Sara J. Duncan of Selma, Alabama was General Superintendent of the Women's Home and Foreign Missionary Society of the African Methodist Episcopal (A.M.E.) Church and Episcopal Secretary of the Sixth District for ten consecutive years. She published Progressive Missions in the South and Addresses in 1906 as "a sketch of the doings and labors of the women of our race"(8). Directed toward an African American readership at large, Duncan intends this work to be of specific benefit to black women and tellingly ends her dedication, "To the young women who write and ask prayers and encouragement, and all into whose hands this little volume may chance to fall, with the prayer for the highest literacy, moral and spiritual excellence that can come to a race of useful women, is this dedicated."

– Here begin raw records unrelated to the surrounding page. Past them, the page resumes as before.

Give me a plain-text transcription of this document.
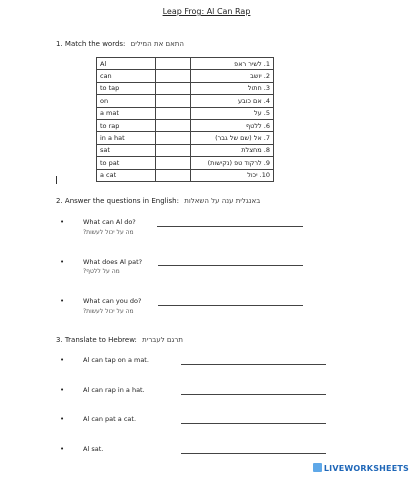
Leap Frog: Al Can Rap
1. Match the words: התאם את המילים
Al		1. לשיר ראפ
can		2. יושב
to tap		3. חתול
on		4. אם כובע
a mat		5. על
to rap		6. ללטף
in a hat		7. אל (שם של גבר)
sat		8. מחצלת
to pat		9. לרקוד טפ (נקישות)
a cat		10. יכול
2. Answer the questions in English: באנגלית ענה על השאלות
•	What can Al do?
מה על יכול לעשות?
•	What does Al pat?
מה על ללטף?
•	What can you do?
מה על יכול לעשות?
3. Translate to Hebrew: תרגם לעברית
•	Al can tap on a mat.
•	Al can rap in a hat.
•	Al can pat a cat.
•	Al sat.
LIVEWORKSHEETS
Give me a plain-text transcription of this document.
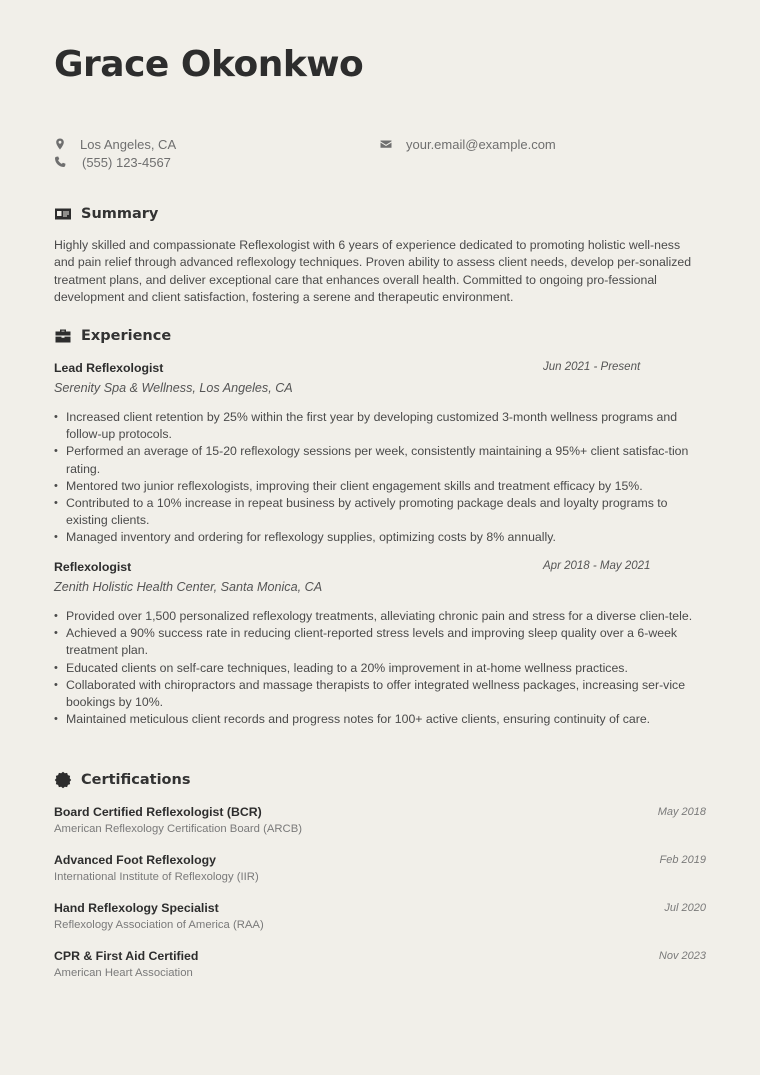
Grace Okonkwo
Los Angeles, CA
(555) 123-4567
your.email@example.com
Summary

Highly skilled and compassionate Reflexologist with 6 years of experience dedicated to promoting holistic well-ness and pain relief through advanced reflexology techniques. Proven ability to assess client needs, develop per-sonalized treatment plans, and deliver exceptional care that enhances overall health. Committed to ongoing pro-fessional development and client satisfaction, fostering a serene and therapeutic environment.

Experience
Lead Reflexologist	Jun 2021 - Present
Serenity Spa & Wellness, Los Angeles, CA
• Increased client retention by 25% within the first year by developing customized 3-month wellness programs and follow-up protocols.
• Performed an average of 15-20 reflexology sessions per week, consistently maintaining a 95%+ client satisfac-tion rating.
• Mentored two junior reflexologists, improving their client engagement skills and treatment efficacy by 15%.
• Contributed to a 10% increase in repeat business by actively promoting package deals and loyalty programs to existing clients.
• Managed inventory and ordering for reflexology supplies, optimizing costs by 8% annually.
Reflexologist	Apr 2018 - May 2021
Zenith Holistic Health Center, Santa Monica, CA
• Provided over 1,500 personalized reflexology treatments, alleviating chronic pain and stress for a diverse clien-tele.
• Achieved a 90% success rate in reducing client-reported stress levels and improving sleep quality over a 6-week treatment plan.
• Educated clients on self-care techniques, leading to a 20% improvement in at-home wellness practices.
• Collaborated with chiropractors and massage therapists to offer integrated wellness packages, increasing ser-vice bookings by 10%.
• Maintained meticulous client records and progress notes for 100+ active clients, ensuring continuity of care.
Certifications
Board Certified Reflexologist (BCR)
American Reflexology Certification Board (ARCB)
May 2018
Advanced Foot Reflexology
International Institute of Reflexology (IIR)
Feb 2019
Hand Reflexology Specialist
Reflexology Association of America (RAA)
Jul 2020
CPR & First Aid Certified
American Heart Association
Nov 2023
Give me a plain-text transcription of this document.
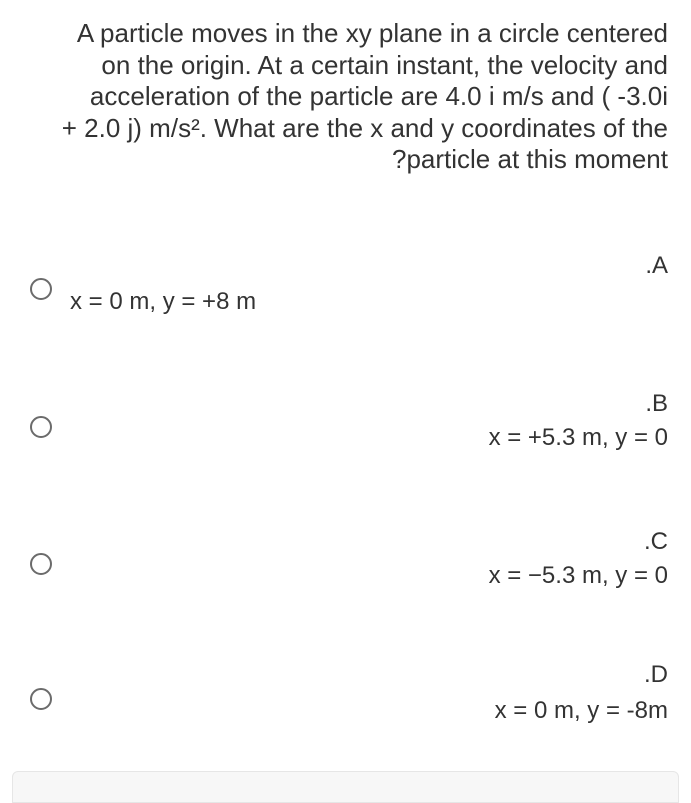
A particle moves in the xy plane in a circle centered
on the origin. At a certain instant, the velocity and
acceleration of the particle are 4.0 i m/s and ( -3.0i
+ 2.0 j) m/s². What are the x and y coordinates of the
?particle at this moment
.A
x = 0 m, y = +8 m
.B
x = +5.3 m, y = 0
.C
x = −5.3 m, y = 0
.D
x = 0 m, y = -8m
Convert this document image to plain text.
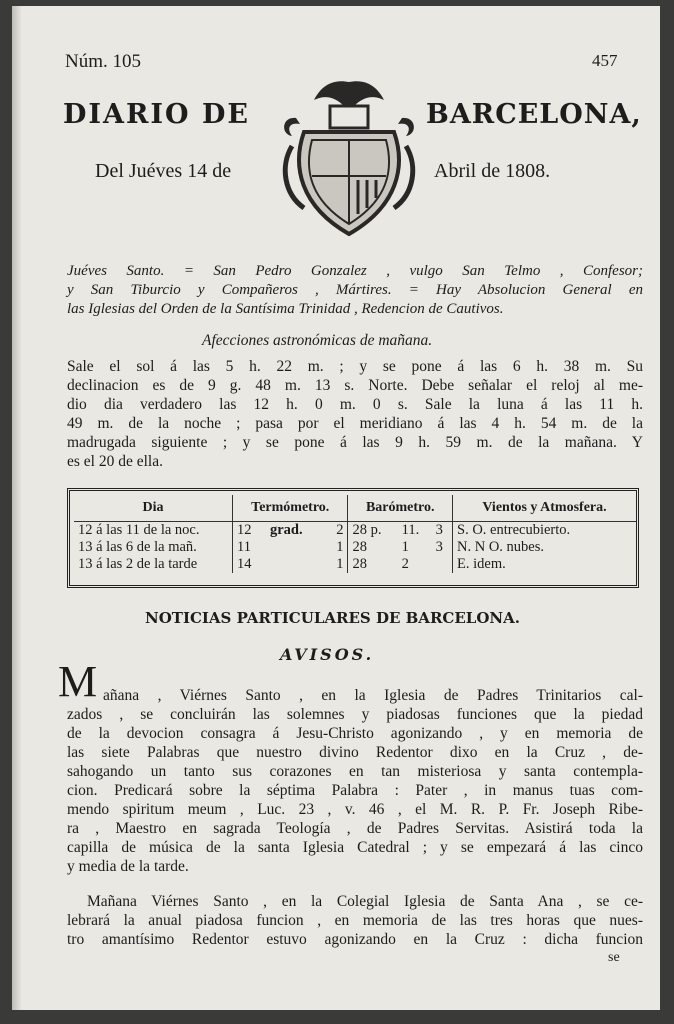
Núm. 105	457
DIARIO DE	BARCELONA,
Del Juéves 14 de	Abril de 1808.
Juéves Santo. = San Pedro Gonzalez , vulgo San Telmo , Confesor;
y San Tiburcio y Compañeros , Mártires. = Hay Absolucion General en
las Iglesias del Orden de la Santísima Trinidad , Redencion de Cautivos.
Afecciones astronómicas de mañana.
Sale el sol á las 5 h. 22 m. ; y se pone á las 6 h. 38 m. Su
declinacion es de 9 g. 48 m. 13 s. Norte. Debe señalar el reloj al me-
dio dia verdadero las 12 h. 0 m. 0 s. Sale la luna á las 11 h.
49 m. de la noche ; pasa por el meridiano á las 4 h. 54 m. de la
madrugada siguiente ; y se pone á las 9 h. 59 m. de la mañana. Y
es el 20 de ella.
Dia	Termómetro.			Barómetro.			Vientos y Atmosfera.
12 á las 11 de la noc.	12	grad.	2	28 p.	11.	3	S. O. entrecubierto.
13 á las 6 de la mañ.	11		1	28	1	3	N. N O. nubes.
13 á las 2 de la tarde	14		1	28	2		E. idem.
NOTICIAS PARTICULARES DE BARCELONA.
AVISOS.
M añana , Viérnes Santo , en la Iglesia de Padres Trinitarios cal-
zados , se concluirán las solemnes y piadosas funciones que la piedad
de la devocion consagra á Jesu-Christo agonizando , y en memoria de
las siete Palabras que nuestro divino Redentor dixo en la Cruz , de-
sahogando un tanto sus corazones en tan misteriosa y santa contempla-
cion. Predicará sobre la séptima Palabra : Pater , in manus tuas com-
mendo spiritum meum , Luc. 23 , v. 46 , el M. R. P. Fr. Joseph Ribe-
ra , Maestro en sagrada Teología , de Padres Servitas. Asistirá toda la
capilla de música de la santa Iglesia Catedral ; y se empezará á las cinco
y media de la tarde.
Mañana Viérnes Santo , en la Colegial Iglesia de Santa Ana , se ce-
lebrará la anual piadosa funcion , en memoria de las tres horas que nues-
tro amantísimo Redentor estuvo agonizando en la Cruz : dicha funcion
se
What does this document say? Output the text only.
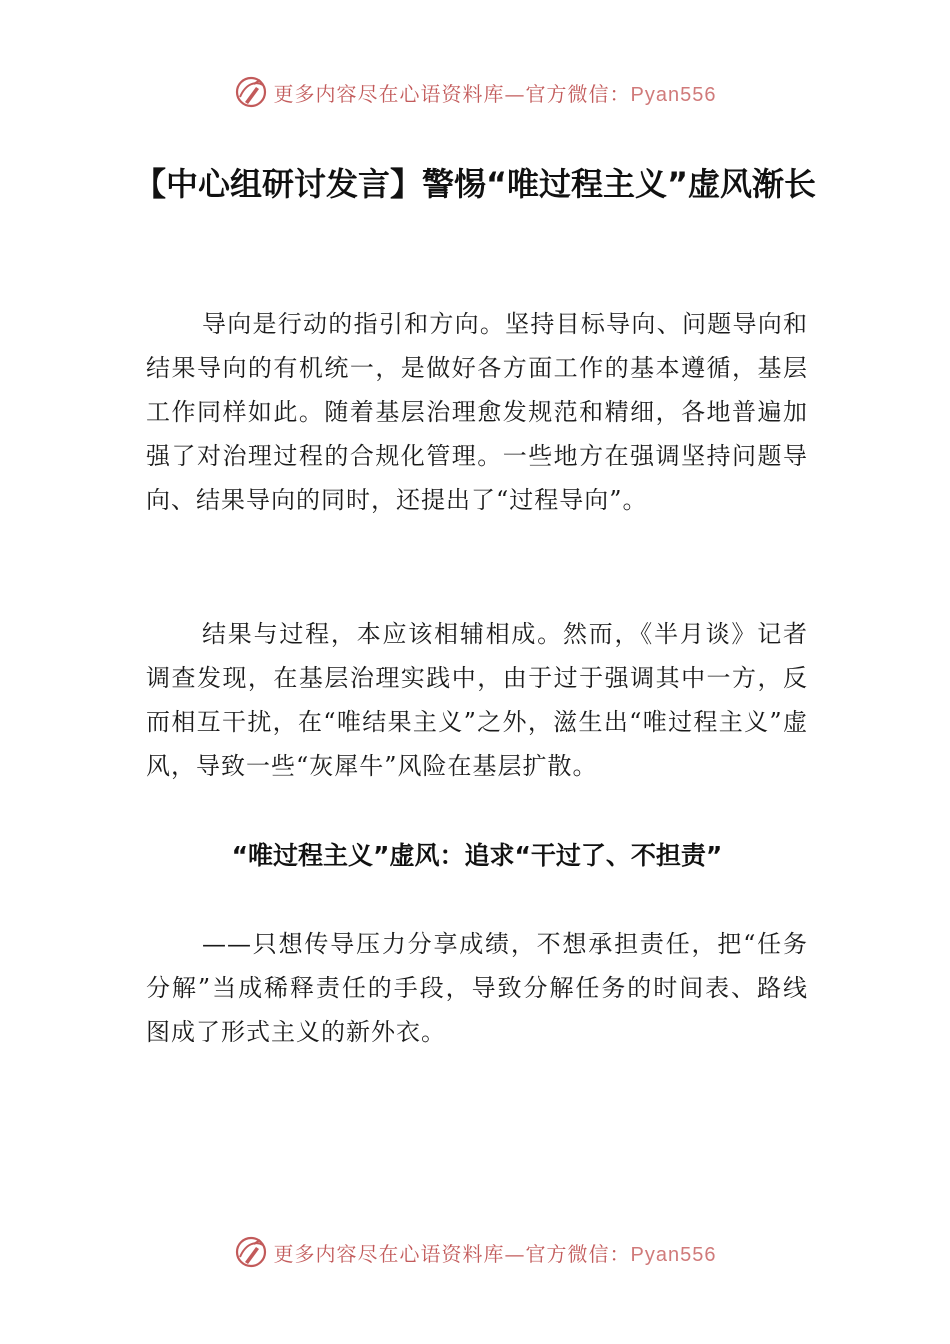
更多内容尽在心语资料库—官方微信：Pyan556
【中心组研讨发言】警惕“唯过程主义”虚风渐长

导向是行动的指引和方向。坚持目标导向、问题导向和结果导向的有机统一，是做好各方面工作的基本遵循，基层工作同样如此。随着基层治理愈发规范和精细，各地普遍加强了对治理过程的合规化管理。一些地方在强调坚持问题导向、结果导向的同时，还提出了“过程导向”。

结果与过程，本应该相辅相成。然而，《半月谈》记者调查发现，在基层治理实践中，由于过于强调其中一方，反而相互干扰，在“唯结果主义”之外，滋生出“唯过程主义”虚风，导致一些“灰犀牛”风险在基层扩散。

“唯过程主义”虚风：追求“干过了、不担责”

——只想传导压力分享成绩，不想承担责任，把“任务分解”当成稀释责任的手段，导致分解任务的时间表、路线图成了形式主义的新外衣。

更多内容尽在心语资料库—官方微信：Pyan556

Progressive Missions includes a large collection of biographical sketches of missionary workers and clergy, addresses regarding A.M.E. Church missions, reports, and illustrations relevant to the subject of Christian missions. It includes an introduction by A.M.E. Bishop Henry McNeal Turner, who suggests that all other areas of study and application pale in importance to that of Christian missions, "while the world of mankind is so barbarous" (8). Duncan relates this discussion of missions to the importance of education among blacks.

The place of women as missionaries is given much attention, as well as the need for blacks to emphasize missions to Africa. Another topic that is given attention is that of lynching in America. Readers interested in A.M.E. history, history of missions, and women's history will find Progressive Missions a useful resource.